Jurors get back to work in Michael Dunn case
- Michael Dunn is charged with first-degree murder for shooting teenager Jordan Davis — look for a verdict live on HLN
- Jurors have asked to see the surveillance video from the gas station where Davis was fatally shot in 2012
FROM HLN NEWS: FThe jury deciding Michael Dunn’s fate has sent several requests to the judge Thursday as the second day of deliberations continues in the Jacksonville, Florida, murder trial.
The judge wouldn’t send them a bendable dummy they requested, but has provided them with either a dry erase board or large paper and easel. He also allowed them to watch the surveillance video they requested Wednesday before leaving for the night.
Dunn is facing first-degree murder charges after fatally shooting 17-year-old Jordan Davis during a dispute over loud music in 2012. The 47-year-old has pleaded not guilty to all of the charges against him, which also include three counts of attempted murder related to three teens who were in the vehicle with Davis that night but survived the shooting.
The seven woman and five men deliberating his case sent a note to the judge a little before 1:30 p.m. ET on Thursday asking, “Can we get that dummy with the sticks?” They were referring to the mannequin prosecutors brought into the courtroom to show how they believed Davis was leaning away from Dunn when he fired the fatal shot that killed the teen.
After some discussion between the attorneys and Judge Russell Healey, who kept referring to the dummy as “bendy,” the jurors were brought into the courtroom for their answer.

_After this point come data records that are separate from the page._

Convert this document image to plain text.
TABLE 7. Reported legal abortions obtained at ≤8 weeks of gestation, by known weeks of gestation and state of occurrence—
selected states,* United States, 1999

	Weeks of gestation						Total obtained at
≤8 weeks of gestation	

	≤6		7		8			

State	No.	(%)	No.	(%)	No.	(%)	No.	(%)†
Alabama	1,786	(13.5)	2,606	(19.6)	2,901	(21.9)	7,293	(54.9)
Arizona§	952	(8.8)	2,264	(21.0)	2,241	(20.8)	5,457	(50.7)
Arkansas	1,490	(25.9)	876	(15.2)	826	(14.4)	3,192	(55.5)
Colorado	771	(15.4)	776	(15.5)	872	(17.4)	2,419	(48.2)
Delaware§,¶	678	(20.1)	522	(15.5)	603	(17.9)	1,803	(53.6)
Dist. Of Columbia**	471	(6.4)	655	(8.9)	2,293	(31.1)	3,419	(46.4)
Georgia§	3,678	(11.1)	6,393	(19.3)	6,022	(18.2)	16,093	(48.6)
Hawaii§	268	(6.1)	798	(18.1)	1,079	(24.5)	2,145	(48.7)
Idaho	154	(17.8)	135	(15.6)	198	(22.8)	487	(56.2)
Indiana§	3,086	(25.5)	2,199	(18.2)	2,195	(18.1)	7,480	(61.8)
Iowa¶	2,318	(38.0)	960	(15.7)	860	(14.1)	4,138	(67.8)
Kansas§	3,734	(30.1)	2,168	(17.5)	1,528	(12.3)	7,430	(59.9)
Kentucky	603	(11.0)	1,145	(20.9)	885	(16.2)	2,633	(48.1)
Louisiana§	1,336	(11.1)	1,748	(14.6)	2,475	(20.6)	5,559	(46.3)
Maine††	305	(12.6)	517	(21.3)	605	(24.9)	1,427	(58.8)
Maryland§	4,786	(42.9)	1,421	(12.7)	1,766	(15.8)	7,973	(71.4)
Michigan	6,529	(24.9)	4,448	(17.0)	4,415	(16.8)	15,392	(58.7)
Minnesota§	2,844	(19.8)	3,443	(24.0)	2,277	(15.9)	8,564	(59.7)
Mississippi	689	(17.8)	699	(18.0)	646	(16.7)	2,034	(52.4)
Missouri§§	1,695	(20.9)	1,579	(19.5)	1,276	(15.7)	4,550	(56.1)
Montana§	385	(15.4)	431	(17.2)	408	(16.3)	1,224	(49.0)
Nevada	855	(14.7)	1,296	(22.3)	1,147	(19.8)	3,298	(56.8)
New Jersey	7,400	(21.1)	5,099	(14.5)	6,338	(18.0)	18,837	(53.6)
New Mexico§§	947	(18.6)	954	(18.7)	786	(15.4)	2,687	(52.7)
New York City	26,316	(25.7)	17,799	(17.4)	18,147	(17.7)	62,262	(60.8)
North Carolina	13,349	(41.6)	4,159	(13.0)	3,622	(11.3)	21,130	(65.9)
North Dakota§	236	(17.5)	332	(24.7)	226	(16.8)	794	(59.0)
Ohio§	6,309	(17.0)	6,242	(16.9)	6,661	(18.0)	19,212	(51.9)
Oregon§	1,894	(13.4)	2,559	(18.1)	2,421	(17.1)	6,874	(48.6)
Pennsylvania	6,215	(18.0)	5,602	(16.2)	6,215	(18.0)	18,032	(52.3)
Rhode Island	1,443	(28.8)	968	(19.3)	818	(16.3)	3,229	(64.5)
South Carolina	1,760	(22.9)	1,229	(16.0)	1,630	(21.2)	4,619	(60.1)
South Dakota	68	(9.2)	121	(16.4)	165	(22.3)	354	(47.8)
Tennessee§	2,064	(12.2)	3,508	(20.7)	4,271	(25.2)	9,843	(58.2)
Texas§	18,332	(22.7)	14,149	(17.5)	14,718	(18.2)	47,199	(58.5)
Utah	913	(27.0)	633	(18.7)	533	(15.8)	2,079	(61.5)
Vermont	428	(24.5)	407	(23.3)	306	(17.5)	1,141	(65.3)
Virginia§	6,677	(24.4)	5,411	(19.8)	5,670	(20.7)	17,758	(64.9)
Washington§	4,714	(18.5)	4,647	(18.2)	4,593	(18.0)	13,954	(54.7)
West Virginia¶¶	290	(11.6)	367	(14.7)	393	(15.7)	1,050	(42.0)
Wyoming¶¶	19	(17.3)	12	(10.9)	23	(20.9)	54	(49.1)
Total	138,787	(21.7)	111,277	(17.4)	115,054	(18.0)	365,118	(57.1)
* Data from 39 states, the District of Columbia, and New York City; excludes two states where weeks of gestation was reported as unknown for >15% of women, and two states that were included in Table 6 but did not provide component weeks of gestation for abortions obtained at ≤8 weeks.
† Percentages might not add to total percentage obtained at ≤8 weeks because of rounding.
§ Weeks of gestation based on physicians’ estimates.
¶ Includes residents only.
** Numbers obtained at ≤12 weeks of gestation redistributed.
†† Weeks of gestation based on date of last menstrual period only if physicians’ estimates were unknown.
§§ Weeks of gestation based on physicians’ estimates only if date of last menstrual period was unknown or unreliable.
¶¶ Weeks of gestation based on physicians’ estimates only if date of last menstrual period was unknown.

“Regarding the ‘dummy with the sticks:’ We cannot send that back to you as it was a demonstrative exhibit — that is, an exhibit for demonstration purposes,” Healey said. “It was not offered into evidence, therefore it cannot be sent back.”
About an hour later, they asked for a dry erase board or large paper and easel, which the judge said he would send back to the deliberation room. They also said one set of their jury instructions was missing several pages.
The jurors also requested to see the surveillance video from the gas station where Davis was shot. They specifically wanted to see all camera angles of the 10 minutes before and the 10 minutes after the incident. That request came to the judge Wednesday night, after a little over three hours of deliberations. Jurors told the judge they would go ahead and leave for evening and wait until Thursday morning to watch it.
Defense attorney Cory Strolla appeared briefly before the media Thursday afternoon to answer questions about the case and his client.
“I think, and I personally believe, there’s a lot invested in the outcome of this case, politically,” Strolla said. “Because of the George Zimmerman case, a lot more was focused on this case. Had we never heard about George Zimmerman, I don’t think you or I would be standing in this room talking about Mr. Dunn.”
Zimmerman, who was a neighborhood watch volunteer in his Florida community at the time of 17-year-old Trayvon Martin’s death, was acquitted of second-degree murder and manslaughter in July 2013.
Many people believed race played a big part in that case because Zimmerman is white and Martin was black. Strolla said that for his client, however, race is not a factor. Instead, he said Dunn sees it as a “subculture thug issue.”
“It’s not black, it’s not white, it’s not Hispanic, it’s literally a person trying to emulate something they’ve seen and unfortunately it puts them in a very dangerous situation if they do that,” Strolla said.
Strolla also said that Dunn is “in good spirits” as he awaits the verdict but that this experience has been a huge shock for him.
“Imagine you live a wonderful lifestyle on the beach — you have a family, friends — next thing you know you’re being accused of premeditated murder. You’re not allowed out on bond, people are threatening your life,” Strolla said. “To say he was in a state of shock is to put it mildly.”
Jurors got the chance to hear from both sides one last time Wednesday during closing arguments before they went back to the deliberation room.